I had all this rage in me before, and now it's not. It's been sucked in to become another glaze of malaise.
So what's bothering me. I was up until close to 4:30 working on a house that I don't really want to have anything to do with. Then I get on the phone with Amy, a coach. In discussing the house, I tell Amy my Princess Bride story, that as Sharleen and I sat there in the architect's office, I have this feeling of having a year of my life sucked out of me, and I finally understood the ridiculous machine in that movie.
So Amy asks:
“Do you share this with Sharleen?”
“Of course not. Why would I do that?”
“Does Sharleen knows how you feel about being here?”
“She does.”
“So why are you here?”
“Well, when I met Sharleen twenty years ago, I didn't have any clear vision for my future. She did, and I married her knowing that. So I don't really have any right to supersede that now. It wasn't part of the plan. That, and I think it's good for the kids here.”
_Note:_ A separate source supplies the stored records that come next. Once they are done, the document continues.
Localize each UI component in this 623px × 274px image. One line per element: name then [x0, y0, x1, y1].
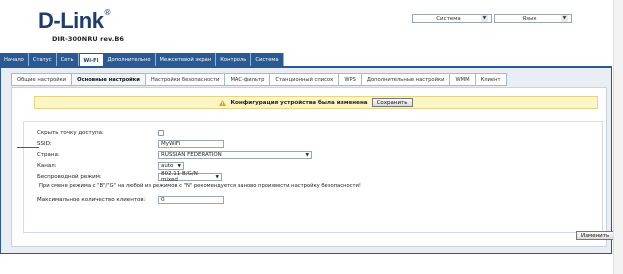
country-select[interactable]: RUSSIAN FEDERATION ▼ — [158, 151, 312, 159]
hide-ap-checkbox[interactable] — [158, 130, 164, 136]
mode-label: Беспроводной режим: — [37, 174, 102, 180]
wifi-panel: Общие настройки Основные настройки Настр… — [0, 66, 612, 254]
language-label: Язык — [522, 15, 537, 22]
notice-text: Конфигурация устройства была изменена — [230, 99, 368, 106]
subtab-mac-filter[interactable]: MAC-фильтр — [225, 73, 271, 86]
ssid-input[interactable]: MyWiFi — [158, 140, 224, 148]
mode-select[interactable]: 802.11 B/G/N mixed ▼ — [158, 171, 222, 183]
ssid-underline-marker — [17, 147, 39, 148]
chevron-down-icon: ▼ — [177, 163, 181, 169]
mode-value: 802.11 B/G/N mixed — [161, 171, 198, 183]
subtab-wmm[interactable]: WMM — [450, 73, 476, 86]
subtab-advanced[interactable]: Дополнительные настройки — [361, 73, 451, 86]
channel-select[interactable]: auto ▼ — [158, 162, 184, 170]
wifi-sub-tabs: Общие настройки Основные настройки Настр… — [11, 73, 507, 86]
config-changed-notice: Конфигурация устройства была изменена Со… — [34, 96, 598, 109]
tab-network[interactable]: Сеть — [56, 53, 79, 67]
channel-label: Канал: — [37, 163, 57, 169]
chevron-down-icon: ▼ — [561, 15, 568, 22]
subtab-basic[interactable]: Основные настройки — [72, 73, 146, 86]
tab-start[interactable]: Начало — [0, 53, 29, 67]
chevron-down-icon: ▼ — [215, 174, 219, 180]
chevron-down-icon: ▼ — [305, 152, 309, 158]
max-clients-input[interactable]: 0 — [158, 196, 224, 204]
language-select[interactable]: Язык ▼ — [494, 14, 572, 23]
country-label: Страна: — [37, 152, 60, 158]
subtab-station-list[interactable]: Станционный список — [270, 73, 340, 86]
hide-ap-label: Скрыть точку доступа: — [37, 130, 104, 136]
subtab-security[interactable]: Настройки безопасности — [145, 73, 226, 86]
settings-content: Конфигурация устройства была изменена Со… — [11, 87, 607, 247]
logo-text: D-Link — [38, 8, 104, 33]
tab-status[interactable]: Статус — [28, 53, 57, 67]
tab-advanced[interactable]: Дополнительно — [103, 53, 156, 67]
subtab-wps[interactable]: WPS — [339, 73, 362, 86]
warning-icon — [219, 99, 227, 106]
subtab-general[interactable]: Общие настройки — [11, 73, 73, 86]
save-button[interactable]: Сохранить — [371, 98, 413, 107]
window-edge — [613, 0, 623, 274]
subtab-client[interactable]: Клиент — [475, 73, 507, 86]
device-model: DIR-300NRU rev.B6 — [52, 35, 125, 43]
system-menu-select[interactable]: Система ▼ — [412, 14, 492, 23]
tab-control[interactable]: Контроль — [216, 53, 252, 67]
tab-firewall[interactable]: Межсетевой экран — [155, 53, 217, 67]
apply-change-button[interactable]: Изменить — [576, 231, 615, 240]
system-menu-label: Система — [436, 15, 461, 22]
tab-system[interactable]: Система — [251, 53, 284, 67]
basic-settings-form: Скрыть точку доступа: SSID: MyWiFi Стран… — [23, 121, 603, 233]
ssid-label: SSID: — [37, 141, 52, 147]
chevron-down-icon: ▼ — [481, 15, 488, 22]
channel-value: auto — [161, 163, 174, 169]
country-value: RUSSIAN FEDERATION — [161, 152, 222, 158]
registered-mark: ® — [103, 8, 112, 17]
main-nav-tabs: Начало Статус Сеть Wi-Fi Дополнительно М… — [0, 53, 284, 68]
mode-change-hint: При смене режима с "B"/"G" на любой из р… — [39, 183, 361, 189]
dlink-logo: D-Link® — [38, 8, 112, 33]
max-clients-label: Максимальное количество клиентов: — [37, 197, 146, 203]
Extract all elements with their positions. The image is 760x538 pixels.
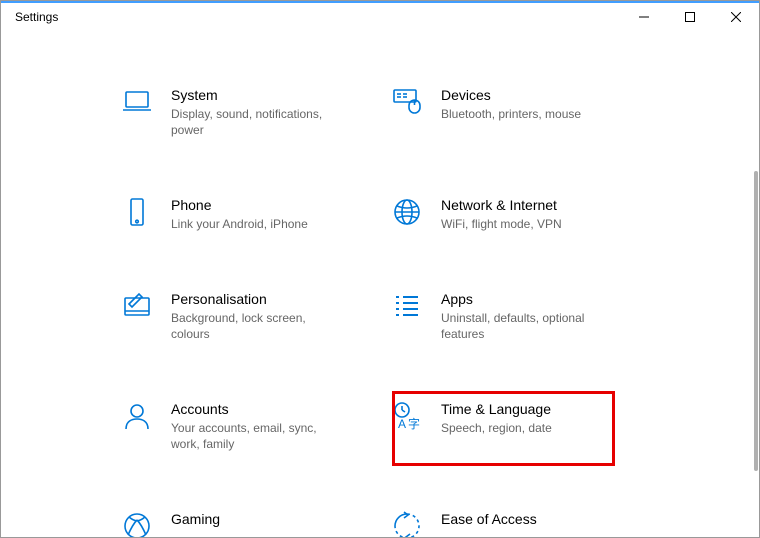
category-network[interactable]: Network & Internet WiFi, flight mode, VP…: [391, 196, 651, 232]
category-title: Gaming: [171, 510, 220, 528]
category-system[interactable]: System Display, sound, notifications, po…: [121, 86, 381, 138]
categories-grid: System Display, sound, notifications, po…: [121, 86, 751, 537]
category-title: System: [171, 86, 341, 104]
scrollbar-thumb[interactable]: [754, 171, 758, 471]
category-title: Accounts: [171, 400, 341, 418]
laptop-icon: [121, 86, 153, 118]
category-title: Apps: [441, 290, 611, 308]
category-desc: Bluetooth, printers, mouse: [441, 106, 581, 122]
category-desc: WiFi, flight mode, VPN: [441, 216, 562, 232]
category-title: Phone: [171, 196, 308, 214]
category-title: Network & Internet: [441, 196, 562, 214]
category-phone[interactable]: Phone Link your Android, iPhone: [121, 196, 381, 232]
settings-home: System Display, sound, notifications, po…: [1, 31, 751, 537]
svg-text:A: A: [398, 417, 406, 431]
paintbrush-icon: [121, 290, 153, 322]
category-desc: Your accounts, email, sync, work, family: [171, 420, 341, 452]
category-title: Devices: [441, 86, 581, 104]
scrollbar[interactable]: [752, 31, 759, 537]
category-title: Time & Language: [441, 400, 552, 418]
category-ease-of-access[interactable]: Ease of Access: [391, 510, 651, 537]
category-desc: Speech, region, date: [441, 420, 552, 436]
minimize-button[interactable]: [621, 3, 667, 31]
category-time-language[interactable]: A 字 Time & Language Speech, region, date: [391, 400, 651, 452]
window-title: Settings: [11, 10, 58, 24]
xbox-icon: [121, 510, 153, 537]
category-devices[interactable]: Devices Bluetooth, printers, mouse: [391, 86, 651, 138]
category-desc: Display, sound, notifications, power: [171, 106, 341, 138]
time-language-icon: A 字: [391, 400, 423, 432]
devices-icon: [391, 86, 423, 118]
category-desc: Background, lock screen, colours: [171, 310, 341, 342]
svg-text:字: 字: [408, 416, 420, 431]
category-personalisation[interactable]: Personalisation Background, lock screen,…: [121, 290, 381, 342]
category-apps[interactable]: Apps Uninstall, defaults, optional featu…: [391, 290, 651, 342]
phone-icon: [121, 196, 153, 228]
maximize-button[interactable]: [667, 3, 713, 31]
category-desc: Link your Android, iPhone: [171, 216, 308, 232]
globe-icon: [391, 196, 423, 228]
titlebar: Settings: [1, 1, 759, 31]
category-title: Ease of Access: [441, 510, 537, 528]
ease-of-access-icon: [391, 510, 423, 537]
window-controls: [621, 3, 759, 31]
close-button[interactable]: [713, 3, 759, 31]
person-icon: [121, 400, 153, 432]
category-title: Personalisation: [171, 290, 341, 308]
apps-list-icon: [391, 290, 423, 322]
category-desc: Uninstall, defaults, optional features: [441, 310, 611, 342]
category-accounts[interactable]: Accounts Your accounts, email, sync, wor…: [121, 400, 381, 452]
category-gaming[interactable]: Gaming: [121, 510, 381, 537]
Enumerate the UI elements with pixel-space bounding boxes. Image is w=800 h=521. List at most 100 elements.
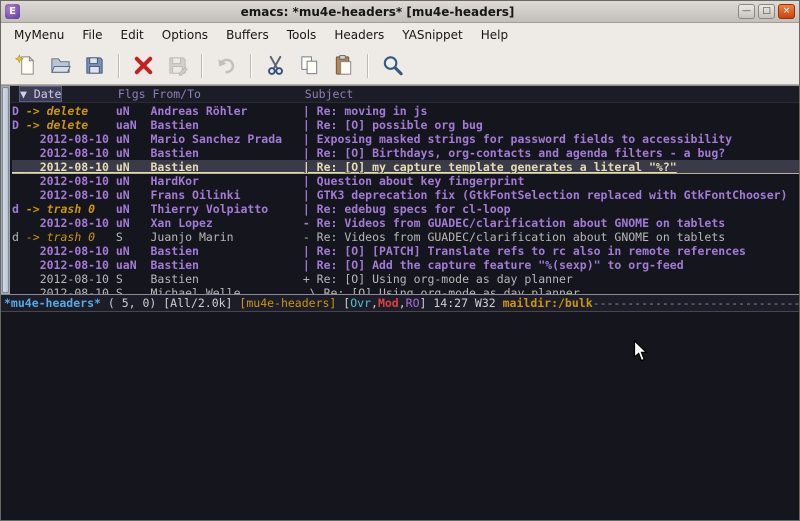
new-file-icon[interactable] bbox=[9, 51, 43, 81]
close-button[interactable]: × bbox=[778, 4, 795, 19]
message-from: Juanjo Marin bbox=[151, 230, 303, 244]
message-date: 2012-08-10 bbox=[26, 286, 116, 294]
message-from: Bastien bbox=[151, 118, 303, 132]
message-row[interactable]: d -> trash 0 S Juanjo Marin - Re: Videos… bbox=[12, 230, 799, 244]
menu-item-mymenu[interactable]: MyMenu bbox=[5, 23, 73, 47]
message-flags: uN bbox=[116, 216, 151, 230]
message-from: Frans Oilinki bbox=[151, 188, 303, 202]
message-mark bbox=[12, 188, 26, 202]
message-mark bbox=[12, 286, 26, 294]
message-row[interactable]: D -> delete uN Andreas Röhler | Re: movi… bbox=[12, 104, 799, 118]
message-flags: uN bbox=[116, 160, 151, 174]
message-flags: uaN bbox=[116, 258, 151, 272]
emacs-window: E emacs: *mu4e-headers* [mu4e-headers] —… bbox=[0, 0, 800, 521]
message-subject: | Re: edebug specs for cl-loop bbox=[303, 202, 511, 216]
paste-icon[interactable] bbox=[326, 51, 360, 81]
message-row[interactable]: 2012-08-10 uN Mario Sanchez Prada | Expo… bbox=[12, 132, 799, 146]
scrollbar-thumb[interactable] bbox=[2, 87, 9, 293]
message-row[interactable]: D -> delete uaN Bastien | Re: [O] possib… bbox=[12, 118, 799, 132]
message-mark: D bbox=[12, 104, 26, 118]
cut-icon[interactable] bbox=[258, 51, 292, 81]
message-row[interactable]: 2012-08-10 S Michael Welle \ Re: [O] Usi… bbox=[12, 286, 799, 294]
message-row[interactable]: d -> trash 0 uN Thierry Volpiatto | Re: … bbox=[12, 202, 799, 216]
message-subject: - Re: Videos from GUADEC/clarification a… bbox=[303, 230, 725, 244]
modeline-segment-plain: , bbox=[399, 296, 406, 310]
message-row[interactable]: 2012-08-10 S Bastien + Re: [O] Using org… bbox=[12, 272, 799, 286]
header-col-labels: Flgs From/To Subject bbox=[62, 87, 353, 101]
minimize-button[interactable]: — bbox=[738, 4, 755, 19]
modeline-segment-plain: , bbox=[371, 296, 378, 310]
echo-area[interactable] bbox=[1, 312, 799, 520]
message-date: 2012-08-10 bbox=[26, 272, 116, 286]
save-icon[interactable] bbox=[77, 51, 111, 81]
search-icon[interactable] bbox=[375, 51, 409, 81]
message-subject: | Re: [O] Add the capture feature "%(sex… bbox=[303, 258, 684, 272]
message-row[interactable]: 2012-08-10 uN Frans Oilinki | GTK3 depre… bbox=[12, 188, 799, 202]
modeline-segment-plain: ] bbox=[420, 296, 434, 310]
message-row[interactable]: 2012-08-10 uN Bastien | Re: [O] [PATCH] … bbox=[12, 244, 799, 258]
message-subject: | Exposing masked strings for password f… bbox=[303, 132, 732, 146]
message-date: 2012-08-10 bbox=[26, 244, 116, 258]
menu-item-tools[interactable]: Tools bbox=[278, 23, 326, 47]
message-date: -> delete bbox=[26, 104, 116, 118]
message-subject: | Re: [O] [PATCH] Translate refs to rc a… bbox=[303, 244, 746, 258]
message-row[interactable]: 2012-08-10 uN Xan Lopez - Re: Videos fro… bbox=[12, 216, 799, 230]
modeline-segment-bufname: *mu4e-headers* bbox=[4, 296, 101, 310]
message-row[interactable]: 2012-08-10 uN HardKor | Question about k… bbox=[12, 174, 799, 188]
message-subject: | GTK3 deprecation fix (GtkFontSelection… bbox=[303, 188, 788, 202]
maximize-button[interactable]: □ bbox=[758, 4, 775, 19]
toolbar-separator bbox=[201, 54, 202, 78]
message-mark: d bbox=[12, 202, 26, 216]
toolbar-separator bbox=[367, 54, 368, 78]
menu-item-headers[interactable]: Headers bbox=[325, 23, 393, 47]
message-flags: uN bbox=[116, 174, 151, 188]
menu-item-file[interactable]: File bbox=[73, 23, 111, 47]
message-date: 2012-08-10 bbox=[26, 174, 116, 188]
message-subject: - Re: Videos from GUADEC/clarification a… bbox=[303, 216, 725, 230]
message-flags: S bbox=[116, 286, 151, 294]
header-col-date[interactable]: ▼ Date bbox=[19, 86, 63, 102]
message-flags: uN bbox=[116, 132, 151, 146]
title-bar: E emacs: *mu4e-headers* [mu4e-headers] —… bbox=[1, 1, 799, 23]
menu-item-yasnippet[interactable]: YASnippet bbox=[393, 23, 472, 47]
message-from: Xan Lopez bbox=[151, 216, 303, 230]
menu-item-help[interactable]: Help bbox=[472, 23, 517, 47]
message-date: 2012-08-10 bbox=[26, 160, 116, 174]
mode-line: *mu4e-headers* ( 5, 0) [All/2.0k] [mu4e-… bbox=[1, 294, 799, 312]
message-flags: uN bbox=[116, 244, 151, 258]
message-from: Bastien bbox=[151, 146, 303, 160]
message-from: Bastien bbox=[151, 160, 303, 174]
modeline-segment-orange: [mu4e-headers] bbox=[239, 296, 336, 310]
menu-item-edit[interactable]: Edit bbox=[112, 23, 153, 47]
scrollbar[interactable] bbox=[1, 86, 10, 294]
toolbar-separator bbox=[118, 54, 119, 78]
open-folder-icon[interactable] bbox=[43, 51, 77, 81]
mouse-cursor bbox=[633, 340, 648, 362]
menu-item-options[interactable]: Options bbox=[153, 23, 217, 47]
message-date: 2012-08-10 bbox=[26, 146, 116, 160]
message-date: 2012-08-10 bbox=[26, 188, 116, 202]
message-row[interactable]: 2012-08-10 uaN Bastien | Re: [O] Add the… bbox=[12, 258, 799, 272]
copy-icon[interactable] bbox=[292, 51, 326, 81]
message-flags: uaN bbox=[116, 118, 151, 132]
modeline-segment-plain: 14:27 W32 bbox=[433, 296, 502, 310]
message-date: -> trash 0 bbox=[26, 202, 116, 216]
message-subject: | Re: [O] Birthdays, org-contacts and ag… bbox=[303, 146, 725, 160]
close-buffer-icon[interactable] bbox=[126, 51, 160, 81]
message-flags: uN bbox=[116, 104, 151, 118]
message-row[interactable]: 2012-08-10 uN Bastien | Re: [O] Birthday… bbox=[12, 146, 799, 160]
buffer-area[interactable]: D -> delete uN Andreas Röhler | Re: movi… bbox=[10, 103, 799, 294]
message-from: Bastien bbox=[151, 244, 303, 258]
menu-item-buffers[interactable]: Buffers bbox=[217, 23, 278, 47]
message-row[interactable]: 2012-08-10 uN Bastien | Re: [O] my captu… bbox=[12, 160, 799, 174]
message-subject: + Re: [O] Using org-mode as day planner bbox=[303, 272, 573, 286]
modeline-segment-dim: ----------------------------------------… bbox=[593, 296, 799, 310]
headers-pane: ▼ Date Flgs From/To Subject D -> delete … bbox=[10, 86, 799, 294]
save-as-icon bbox=[160, 51, 194, 81]
message-flags: S bbox=[116, 230, 151, 244]
message-date: -> trash 0 bbox=[26, 230, 116, 244]
message-subject: \ Re: [O] Using org-mode as day planner bbox=[303, 286, 580, 294]
message-flags: S bbox=[116, 272, 151, 286]
tool-bar bbox=[1, 47, 799, 85]
message-mark bbox=[12, 174, 26, 188]
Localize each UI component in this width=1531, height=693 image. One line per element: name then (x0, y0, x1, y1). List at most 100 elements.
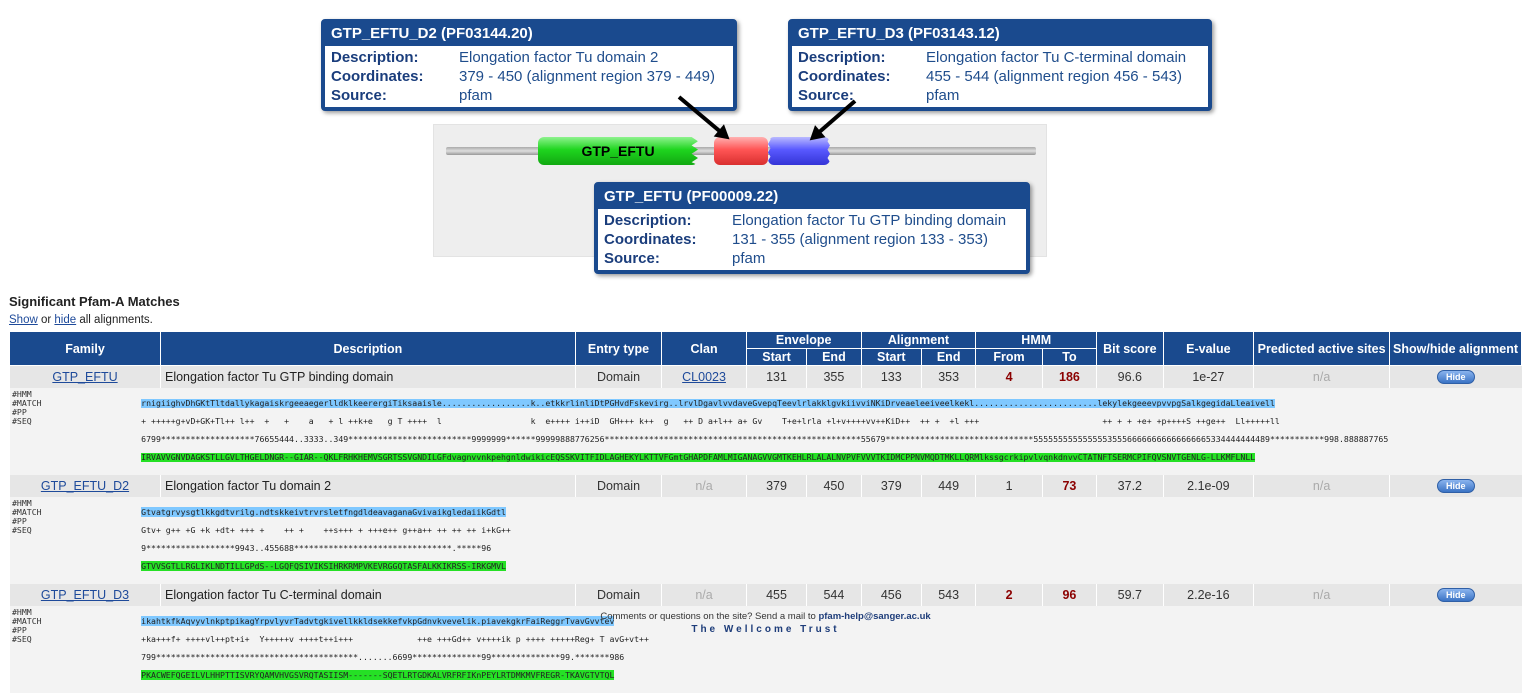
aln-start-cell: 133 (860, 365, 922, 388)
tooltip-label: Description: (798, 49, 886, 66)
label-seq: #SEQ (12, 524, 32, 535)
bit-score-cell: 96.6 (1096, 365, 1164, 388)
tooltip-value: Elongation factor Tu GTP binding domain (732, 212, 1007, 229)
hide-alignment-button[interactable]: Hide (1437, 479, 1475, 493)
or-text: or (37, 314, 55, 326)
show-all-link[interactable]: Show (9, 314, 38, 326)
tooltip-value: 131 - 355 (alignment region 133 - 353) (732, 231, 988, 248)
header-envelope: Envelope (745, 331, 862, 349)
domain-gtp-eftu[interactable]: GTP_EFTU (538, 137, 698, 165)
header-hmm-from: From (975, 348, 1043, 366)
header-clan: Clan (661, 331, 747, 366)
clan-link[interactable]: CL0023 (682, 370, 726, 384)
env-start-cell: 131 (745, 365, 807, 388)
aln-end-cell: 543 (920, 583, 976, 606)
tooltip-gtp-eftu-d2: GTP_EFTU_D2 (PF03144.20) Description: Elo… (321, 19, 737, 111)
hmm-line: Gtvatgrvysgtlkkgdtvrilg.ndtskkeivtrvrsle… (141, 506, 506, 517)
tooltip-label: Source: (604, 250, 660, 267)
seq-line: GTVVSGTLLRGLIKLNDTILLGPdS--LGQFQSIVIKSIH… (141, 560, 506, 571)
env-end-cell: 450 (806, 474, 862, 497)
bit-score-cell: 59.7 (1096, 583, 1164, 606)
match-line: Gtv+ g++ +G +k +dt+ +++ + ++ + ++s+++ + … (141, 524, 511, 535)
tooltip-gtp-eftu-d3: GTP_EFTU_D3 (PF03143.12) Description: Elo… (788, 19, 1212, 111)
header-env-start: Start (745, 348, 808, 366)
entry-type-cell: Domain (574, 365, 662, 388)
tooltip-label: Source: (798, 87, 854, 104)
hide-alignment-button[interactable]: Hide (1437, 370, 1475, 385)
header-active-sites: Predicted active sites (1253, 331, 1391, 366)
seq-line: IRVAVVGNVDAGKSTLLGVLTHGELDNGR--GIAR--QKL… (141, 451, 1256, 462)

In other words, I completely absolve myself of all responsibility for how things are in my life. Instead, I get to be a victim of my circumstances and the choices of a younger me, like I have no say in the matter any more.
So, now a step back. At the beginning of our call, Amy asks what I want to celebrate this week. I have what to celebrate. Two weeks ago, I made a promise to have seven clients by tomorrow. I was completely tormented by this promise. I decided I was going to call my fellow Kaps (members of the Kappa Alpha Society), most of whom I know for more than 20 years, and ask them to help me out, or work with me.
Other than a ride or some hospitality, I have never asked these people for a thing in my life. I didn't want to be seen as someone who abuses his relationships. So with tomorrow's deadline looming, and not willing to look that bad, I finally set down to make some calls at about 1:30 Monday morning. And by 3:30, I had had some pretty awesome conversations. I mostly asked for help rather than if they wanted to work with me. That was a big step for me. I also got to know these people a lot better. That was just amazing.
And then the next day I was in the fifth session of the Integrity Seminar at Landmark, and we were working on Perpetration Withholds, which is a fancy way of saying lying and then lying about why you are lying. It's like when someone says “No problem, I got it handled,” without any intention of ever taking care of it, and instead of fessing up, doubling down with a hundred excuses why the thing not getting done is due to circumstances outside of his control. In other words making a big mess where he could have just said, “Not interested. Why don't you ask someone else?”
So inside of this exercise, I took on my business, or rather lack of drive to generate it, and I noticed I have a conversation that I have to do it alone, and that I am alone in this world. And I started to get the impact. In my case, I tell people I got it when I really have no clue, and instead of telling them I really need help and don't know how to ask, I spin my wheels, run away, hide under a rock, do things I know how to do, but don't really further my cause, and so on.
So back to this stupid house. I don't even know what to say. So I tell Amy that Sharleen is right, I will never happy with it. I just want to Sharleen to do her own damn thing and leave me out of it. But she won't do that either. She wants it to be our project, she wants me to enjoy it and have some attachment to our home. Mostly I want to get her house built, so I can move on. And mostly, none of this gets said. Amy suggests I am doing my go it alone thing here, and suggests that I actually (gasp!) talk to Sharleen.
So I do. Sharleen and I both move forward suffering in our own way. It's enough, and Sharleen and I finally talk (and I recognise another promise to my wife broken). And we don't say anything we don't already know. And inside a raft of emotion and tears, we get clear that we're not designing the house she wants - she keeps compromising to try to make me happy, and she's scared that when it's done, I'm just going to leave - and I'm not doing anything useful at all.
So I notice I have this saying, “If you can't be happy, at least be useful.” And I notice I'm living into this more than I should. I take care of the cars, and the taxes, and the stuff that needs to be fixed, and some cooking and laundry and dishes. And I do enjoy and play with my kids, but somehow it's never good and never enough.
And I notice that maybe I am setting up a false dichotomy. Maybe I can be happy by being useful. And maybe if I'm not happy, nothing I do is of any use at all.
And then I am on a coaching call this morning (the tomorrow of earlier in this post) - this one is group format on the business of coaching - and we share what we have to celebrate, and I mention that I am actually starting to bring the possibility of vulnerability and intimacy to my life, and after an hour about asking clients for more money, we start to wrap up the call, and our moderator and coach of coaches, David Wood, suggests that I have only scratched the surface of vulnerability, and invites me to stand inside of “I don't know” this week. And I just start to laugh.
With Sharleen, and with myself, I have been using “I don't know” as an excuse for not being in action, and it had a lot of meaning. But I have never taken on “I don't know” as a powerful place to stand, as a place to be open to what the universe and my inner compass has in mind for me.
So that's where I am. It's been a roller coaster of a week, and it's nice finally to “not know,” being with what is, and isn't, and trusting that path will reveal itself, rather than being stuck in the “I don't know” that sucks the life out of myself and everyone around me.